Thomas responds to Christ’s invitation by making that simple declaration of faith echoed by Christians throughout the ages: My Lord and My God, and there is a pious tradition that we repeat those words sotto voce as we adore the sacred Host and Blood as they are elevated by the priest after the consecration at Mass.
Contrary to what Christ said to Mary Magdalene, Noli me tangere, He offered his wounds to Thomas, even if there is no evidence the Apostle actually touched Christ – pace, Caravaggio’s imaginative artistic skill – and really there was no need for him to do so, for faith is a supernatural gift, bestowed on us by God, and not the fruit of some scientific or empirical verification. Sure enough, such so-called motiva credibilitatis, motives of credibility – miracles, visions, prophecies, proofs and so on, including a crucified man rising once from the dead – can lead us to faith, or help bolster our faith, but they cannot be faith itself. (cf., CCC, #156)
But as Blaise Pascal wrote – and, yes, we must take him with a grain of Gallic salt, tinged as he was with Jansenism – for those with faith, no proofs are necessary; and for those without faith, no proofs will suffice.
A case in point is the infamous Emile Zola, an anti-Christian atheist in France in the late nineteenth century, who witnessed the cure of a young woman ravaged by lupus at the then-new sanctuary of Lourdes; her face, as he himself described, was a suppurating mass of decaying flesh and blood. When she came out of the spring, the woman was completely cured, a biblical-esque miracle. Yet Zola refused to believe, saying there must have been some other cause than God’s divine efficacy.
Yes, one might even explain away a formerly dead-man walking around with the scars of crucifixion. There could, in theory, or at least in attempt, be some ‘scientific’ explanation, and a person of Zola’s materialistic and atheistic a priori dispositions, who fill our universities, schools and media, would strive to find one, rather than actually, God forbid, submit to grace, assent to faith, and believe.
But Thomas did, to his credit, even if Christ praised more fully the merit of those who have not seen, and yet believe.
In the end, faith is not just an intellectual act, but rather a fruit of our relationship with Jesus Christ, the mediator Who brings Man to God. Our faith in Him and His word should be unfailing, for it relies ultimately not on our power, our fallible, limited minds, but the grace and authority of God Himself.
As Saint Gregory the Great put it in today’s Office:
Do you really believe that it was by chance that this chosen disciple was absent, then came and heard, heard and doubted, doubted and touched, touched and believed? It was not by chance but in God’s providence. In a marvellous way God’s mercy arranged that the disbelieving disciple, in touching the wounds of his master’s body, should heal our wounds of disbelief.
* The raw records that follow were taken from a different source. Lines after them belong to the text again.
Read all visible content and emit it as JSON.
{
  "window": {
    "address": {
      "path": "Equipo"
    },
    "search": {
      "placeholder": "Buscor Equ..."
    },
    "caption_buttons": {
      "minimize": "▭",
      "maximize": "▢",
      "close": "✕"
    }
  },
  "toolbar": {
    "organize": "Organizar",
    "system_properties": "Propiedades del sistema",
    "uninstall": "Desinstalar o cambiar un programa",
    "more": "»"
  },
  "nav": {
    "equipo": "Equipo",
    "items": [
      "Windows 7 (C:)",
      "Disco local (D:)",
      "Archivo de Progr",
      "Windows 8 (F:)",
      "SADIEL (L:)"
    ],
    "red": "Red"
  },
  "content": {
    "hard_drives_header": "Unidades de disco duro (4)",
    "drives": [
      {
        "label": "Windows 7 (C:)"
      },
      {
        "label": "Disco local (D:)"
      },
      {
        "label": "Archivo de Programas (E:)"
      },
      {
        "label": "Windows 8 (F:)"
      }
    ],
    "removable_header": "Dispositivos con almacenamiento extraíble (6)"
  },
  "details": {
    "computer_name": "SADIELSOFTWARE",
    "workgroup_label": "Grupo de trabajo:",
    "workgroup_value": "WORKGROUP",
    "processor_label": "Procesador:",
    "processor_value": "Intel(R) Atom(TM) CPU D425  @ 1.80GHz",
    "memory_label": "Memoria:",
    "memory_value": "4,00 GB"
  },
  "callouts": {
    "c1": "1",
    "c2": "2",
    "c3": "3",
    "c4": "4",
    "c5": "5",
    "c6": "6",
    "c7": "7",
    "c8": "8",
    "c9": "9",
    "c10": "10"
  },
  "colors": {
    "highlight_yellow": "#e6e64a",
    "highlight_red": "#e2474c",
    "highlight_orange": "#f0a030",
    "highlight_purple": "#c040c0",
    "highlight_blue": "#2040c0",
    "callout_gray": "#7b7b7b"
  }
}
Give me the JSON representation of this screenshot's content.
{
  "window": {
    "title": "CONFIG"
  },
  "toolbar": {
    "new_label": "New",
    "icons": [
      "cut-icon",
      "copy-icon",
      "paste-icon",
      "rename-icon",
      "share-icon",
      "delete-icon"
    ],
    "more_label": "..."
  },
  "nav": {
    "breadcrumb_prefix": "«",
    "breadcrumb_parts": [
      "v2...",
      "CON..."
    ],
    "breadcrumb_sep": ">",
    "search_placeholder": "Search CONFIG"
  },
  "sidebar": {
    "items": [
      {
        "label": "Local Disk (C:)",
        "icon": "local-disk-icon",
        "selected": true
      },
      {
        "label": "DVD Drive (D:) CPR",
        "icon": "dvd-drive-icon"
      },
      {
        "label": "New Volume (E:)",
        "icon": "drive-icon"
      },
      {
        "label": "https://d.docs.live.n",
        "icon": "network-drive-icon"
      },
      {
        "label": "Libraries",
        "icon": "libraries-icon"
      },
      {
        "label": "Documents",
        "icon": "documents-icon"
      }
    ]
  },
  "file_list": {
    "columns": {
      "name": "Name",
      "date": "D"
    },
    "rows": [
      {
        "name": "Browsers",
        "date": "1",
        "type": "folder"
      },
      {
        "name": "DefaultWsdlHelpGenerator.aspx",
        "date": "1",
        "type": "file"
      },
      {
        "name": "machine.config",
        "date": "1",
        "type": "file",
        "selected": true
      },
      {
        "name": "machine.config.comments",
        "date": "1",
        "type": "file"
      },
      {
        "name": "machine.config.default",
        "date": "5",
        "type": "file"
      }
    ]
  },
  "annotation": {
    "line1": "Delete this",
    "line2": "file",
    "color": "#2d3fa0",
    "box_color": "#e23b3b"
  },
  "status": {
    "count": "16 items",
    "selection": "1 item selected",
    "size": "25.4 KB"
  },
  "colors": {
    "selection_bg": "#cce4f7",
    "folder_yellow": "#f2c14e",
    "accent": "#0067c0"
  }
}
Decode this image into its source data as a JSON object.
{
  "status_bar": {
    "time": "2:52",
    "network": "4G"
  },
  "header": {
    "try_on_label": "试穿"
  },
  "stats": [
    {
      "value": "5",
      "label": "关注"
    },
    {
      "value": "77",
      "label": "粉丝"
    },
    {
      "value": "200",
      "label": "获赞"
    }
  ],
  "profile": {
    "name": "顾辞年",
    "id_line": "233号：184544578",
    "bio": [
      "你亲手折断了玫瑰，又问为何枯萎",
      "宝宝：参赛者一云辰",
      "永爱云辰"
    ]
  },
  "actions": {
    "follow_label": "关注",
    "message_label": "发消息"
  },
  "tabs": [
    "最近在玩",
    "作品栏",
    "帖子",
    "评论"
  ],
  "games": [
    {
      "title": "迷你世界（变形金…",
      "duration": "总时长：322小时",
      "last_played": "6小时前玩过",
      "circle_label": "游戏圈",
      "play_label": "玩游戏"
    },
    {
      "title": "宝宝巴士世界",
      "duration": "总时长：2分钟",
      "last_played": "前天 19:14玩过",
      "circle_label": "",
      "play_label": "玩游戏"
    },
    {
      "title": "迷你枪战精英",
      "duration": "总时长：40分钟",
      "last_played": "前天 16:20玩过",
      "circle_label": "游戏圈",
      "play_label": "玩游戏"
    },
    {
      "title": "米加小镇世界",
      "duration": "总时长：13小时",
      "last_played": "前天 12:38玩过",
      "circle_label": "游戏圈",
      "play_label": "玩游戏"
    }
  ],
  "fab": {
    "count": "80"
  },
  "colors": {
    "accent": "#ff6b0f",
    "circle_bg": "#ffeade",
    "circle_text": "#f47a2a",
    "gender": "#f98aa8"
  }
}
The disbelief of Thomas has done more for our faith than the faith of the other disciples. As he touches Christ and is won over to belief, every doubt is cast aside and our faith is strengthened. So the disciple who doubted, then felt Christ’s wounds, becomes a witness to the reality of the resurrection.
The faith of Thomas the Apostle would soon resound to the ‘ends of the earth’, for by our tradition it was he who brought to faith farther than all the other Apostles, to Asia, India, where he by tradition met his martyrdom, and where he has been venerated since time immemorial…Their voice goes out through all the earth, their word to the end of the world.
Be no longer faithless, but faithful. For a life without faith is a life without hope, without joy, really, a life without life.
Saint Thomas the Apostle, ora pro nobis!